Every time I receive MCCA’s newsletter with my shareholder statement, I expect changes to the board of directors. Sure enough, this time, there was an announcement of a new board election. They officially have more leadership churn than post-war Iraq.
There was also an announcement of a new financial service, Tamleek. Tamleek is an allegedly shariah compliant home finance scheme based on the principle of ijara muntahiya bit-tamlik.
Tamleek has been developed in consultation with re-known [sic] international Islamic finance scholar Dr Mohd Daud Bakr and endorsed by reputable Shariah advisor in Australia, Dr Ibrahim Abu Muhammad.
With all respect to those scholars, many of us are just not convinced of their authority in Islamic finance. To paraphrase Marshall Bruce Mathers III, won’t the real shariah heavyweights please stand up?
MCCA has formed important partnerships with a private funder who facilitates unlimited funding. The funders are non-banking institutions.
MCCA acts as the financial intermediary who brings the investor/financier and the member together. The funding facility has been duly considered by a body of Islamic scholars and they have agreed that this new finance facility adheres to the requirements of Shariah.
MCCA is trying to attract customers who are concerned about funds from a banking source. This is a Good Thing.
But in doing so, they’ve enlisted a private entity whose source of funds is entirely unknown. Not to worry, though: an anonymous body of anonymous Islamic scholars approves. Anonymously.
Apart from the lack of transparency, this is not reassuring on any level. Can this private funder be trusted? If they pull out, could it put the future of Tamleek or MCCA at risk?
But this is the best part: Tamleek offers up to 10 years fixed
interest profit rates. The profit rate is based on “operating and management costs, cost of funds, dividends to members, [and] community fund allocations”.

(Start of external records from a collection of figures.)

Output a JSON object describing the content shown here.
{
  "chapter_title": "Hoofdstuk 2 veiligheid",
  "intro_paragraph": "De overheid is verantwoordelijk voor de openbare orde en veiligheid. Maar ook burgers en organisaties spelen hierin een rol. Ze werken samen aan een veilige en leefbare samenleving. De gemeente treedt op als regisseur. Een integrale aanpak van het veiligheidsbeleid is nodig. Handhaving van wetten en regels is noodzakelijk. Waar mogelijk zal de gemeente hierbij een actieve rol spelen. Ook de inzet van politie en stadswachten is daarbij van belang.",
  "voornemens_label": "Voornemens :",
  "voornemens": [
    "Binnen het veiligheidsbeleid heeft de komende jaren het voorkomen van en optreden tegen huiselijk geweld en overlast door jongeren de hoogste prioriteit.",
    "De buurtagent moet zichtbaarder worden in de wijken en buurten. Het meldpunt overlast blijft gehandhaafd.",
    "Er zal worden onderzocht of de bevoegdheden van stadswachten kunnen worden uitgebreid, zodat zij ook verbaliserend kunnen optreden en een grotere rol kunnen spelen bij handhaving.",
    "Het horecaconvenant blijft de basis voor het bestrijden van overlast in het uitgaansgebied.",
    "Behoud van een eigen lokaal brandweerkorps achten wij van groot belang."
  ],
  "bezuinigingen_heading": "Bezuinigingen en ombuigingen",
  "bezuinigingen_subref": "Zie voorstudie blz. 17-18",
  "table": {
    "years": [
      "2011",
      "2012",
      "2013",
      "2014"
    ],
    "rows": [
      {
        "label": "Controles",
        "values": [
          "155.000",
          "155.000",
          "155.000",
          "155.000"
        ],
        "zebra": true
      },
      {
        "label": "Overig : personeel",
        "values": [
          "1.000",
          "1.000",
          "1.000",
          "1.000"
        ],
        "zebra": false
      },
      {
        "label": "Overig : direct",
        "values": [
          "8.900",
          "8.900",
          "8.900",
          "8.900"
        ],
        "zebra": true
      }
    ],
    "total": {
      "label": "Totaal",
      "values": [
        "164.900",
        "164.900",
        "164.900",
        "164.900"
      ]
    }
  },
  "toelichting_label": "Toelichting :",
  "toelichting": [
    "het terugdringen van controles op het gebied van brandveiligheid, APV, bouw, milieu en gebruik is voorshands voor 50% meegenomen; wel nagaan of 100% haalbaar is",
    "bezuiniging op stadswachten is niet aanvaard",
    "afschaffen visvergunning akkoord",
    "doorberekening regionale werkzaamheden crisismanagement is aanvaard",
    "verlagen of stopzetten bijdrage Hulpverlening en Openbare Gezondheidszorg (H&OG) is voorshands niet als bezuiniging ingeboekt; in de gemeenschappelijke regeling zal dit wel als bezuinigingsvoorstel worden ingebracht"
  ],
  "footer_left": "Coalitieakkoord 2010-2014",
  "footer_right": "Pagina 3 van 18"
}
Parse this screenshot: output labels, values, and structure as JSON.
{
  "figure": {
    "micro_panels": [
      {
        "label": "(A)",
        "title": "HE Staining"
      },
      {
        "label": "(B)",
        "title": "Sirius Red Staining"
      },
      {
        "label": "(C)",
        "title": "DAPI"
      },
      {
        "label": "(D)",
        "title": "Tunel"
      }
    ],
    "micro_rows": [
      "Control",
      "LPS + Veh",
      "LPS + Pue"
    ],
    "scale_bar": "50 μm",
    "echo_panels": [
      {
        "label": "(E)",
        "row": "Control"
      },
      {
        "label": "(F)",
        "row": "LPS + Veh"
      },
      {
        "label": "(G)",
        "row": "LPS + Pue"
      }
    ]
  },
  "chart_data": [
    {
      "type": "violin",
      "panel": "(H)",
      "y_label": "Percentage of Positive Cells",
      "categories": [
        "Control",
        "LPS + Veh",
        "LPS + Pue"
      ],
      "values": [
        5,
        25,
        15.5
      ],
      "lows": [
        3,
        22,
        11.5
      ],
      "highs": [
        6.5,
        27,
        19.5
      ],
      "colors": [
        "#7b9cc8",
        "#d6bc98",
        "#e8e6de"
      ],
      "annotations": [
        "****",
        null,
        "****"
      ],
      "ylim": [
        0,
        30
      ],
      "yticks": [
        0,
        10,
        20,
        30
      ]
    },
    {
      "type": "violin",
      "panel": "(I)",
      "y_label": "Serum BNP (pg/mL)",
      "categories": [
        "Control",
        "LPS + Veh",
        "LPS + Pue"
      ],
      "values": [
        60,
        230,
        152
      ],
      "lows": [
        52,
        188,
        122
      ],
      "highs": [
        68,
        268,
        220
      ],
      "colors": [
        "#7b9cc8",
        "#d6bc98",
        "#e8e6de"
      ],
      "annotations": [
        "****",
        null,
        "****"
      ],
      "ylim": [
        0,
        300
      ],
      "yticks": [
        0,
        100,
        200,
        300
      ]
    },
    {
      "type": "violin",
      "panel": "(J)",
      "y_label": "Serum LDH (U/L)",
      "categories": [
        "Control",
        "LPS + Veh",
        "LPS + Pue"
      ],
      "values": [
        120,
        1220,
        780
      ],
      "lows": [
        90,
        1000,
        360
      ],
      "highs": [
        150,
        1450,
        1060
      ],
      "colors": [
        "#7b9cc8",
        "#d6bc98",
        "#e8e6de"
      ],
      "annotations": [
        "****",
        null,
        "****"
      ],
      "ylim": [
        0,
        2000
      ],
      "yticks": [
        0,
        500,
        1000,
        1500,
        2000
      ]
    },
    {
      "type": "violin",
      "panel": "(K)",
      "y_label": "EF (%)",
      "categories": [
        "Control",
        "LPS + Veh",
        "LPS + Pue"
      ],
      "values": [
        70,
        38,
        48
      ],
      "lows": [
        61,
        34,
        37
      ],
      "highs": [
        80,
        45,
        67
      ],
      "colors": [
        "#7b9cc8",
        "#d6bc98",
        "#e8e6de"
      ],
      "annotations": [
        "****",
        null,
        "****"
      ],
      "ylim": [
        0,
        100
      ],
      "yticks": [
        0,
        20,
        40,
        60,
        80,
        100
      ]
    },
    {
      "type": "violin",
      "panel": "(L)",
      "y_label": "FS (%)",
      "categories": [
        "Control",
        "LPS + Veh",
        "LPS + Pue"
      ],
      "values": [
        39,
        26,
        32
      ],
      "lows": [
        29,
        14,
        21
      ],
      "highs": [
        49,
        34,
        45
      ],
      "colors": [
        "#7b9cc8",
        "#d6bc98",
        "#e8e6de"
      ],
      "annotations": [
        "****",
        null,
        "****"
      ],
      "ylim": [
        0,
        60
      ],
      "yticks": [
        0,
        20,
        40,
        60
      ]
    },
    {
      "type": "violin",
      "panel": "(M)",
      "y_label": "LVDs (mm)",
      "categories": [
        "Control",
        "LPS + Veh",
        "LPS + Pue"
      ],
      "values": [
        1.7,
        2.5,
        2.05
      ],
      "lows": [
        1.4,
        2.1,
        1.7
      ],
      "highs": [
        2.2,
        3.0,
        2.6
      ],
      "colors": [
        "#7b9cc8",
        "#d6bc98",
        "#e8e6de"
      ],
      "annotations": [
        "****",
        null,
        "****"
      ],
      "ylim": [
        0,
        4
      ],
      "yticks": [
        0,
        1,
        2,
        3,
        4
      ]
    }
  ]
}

My knowledge of Islamic finance is as limited as the next guy’s, but this seems, to use a technical term, pretty dodgy. Of particular concern is the ambiguity in the total contract cost and the variable nature of the profit rate. Terminology aside, how is Tamleek any different from mortgates with variable interest rates? There seems to be no difference in practice.
This is not a condemnation of MCCA’s Tamleek. Ultimately, a recognised authority in Islamic finance must review the Tamleek contracts before any judgement is made.
This is a call to MCCA to lift their game. Stop introducing controversial finance schemes shrouded in secrecy and ambiguity. Stop shuffling your board every time your newsletter is due. And stop pretending you are doing a great service to the Muslim community.
Go back to the drawing board. Give the community what they want. Solid, shariah compliant home financing. Murabaha schemes for motor vehicles. Halal managed funds that are not outperformed by ANZ savings accounts. Takaful alternatives to health, vehicle, and home insurance. And microfinance for Muslim small business.
Act now, before another Islamic finance institute steals your thunder and renders your FAIL a truly epic one.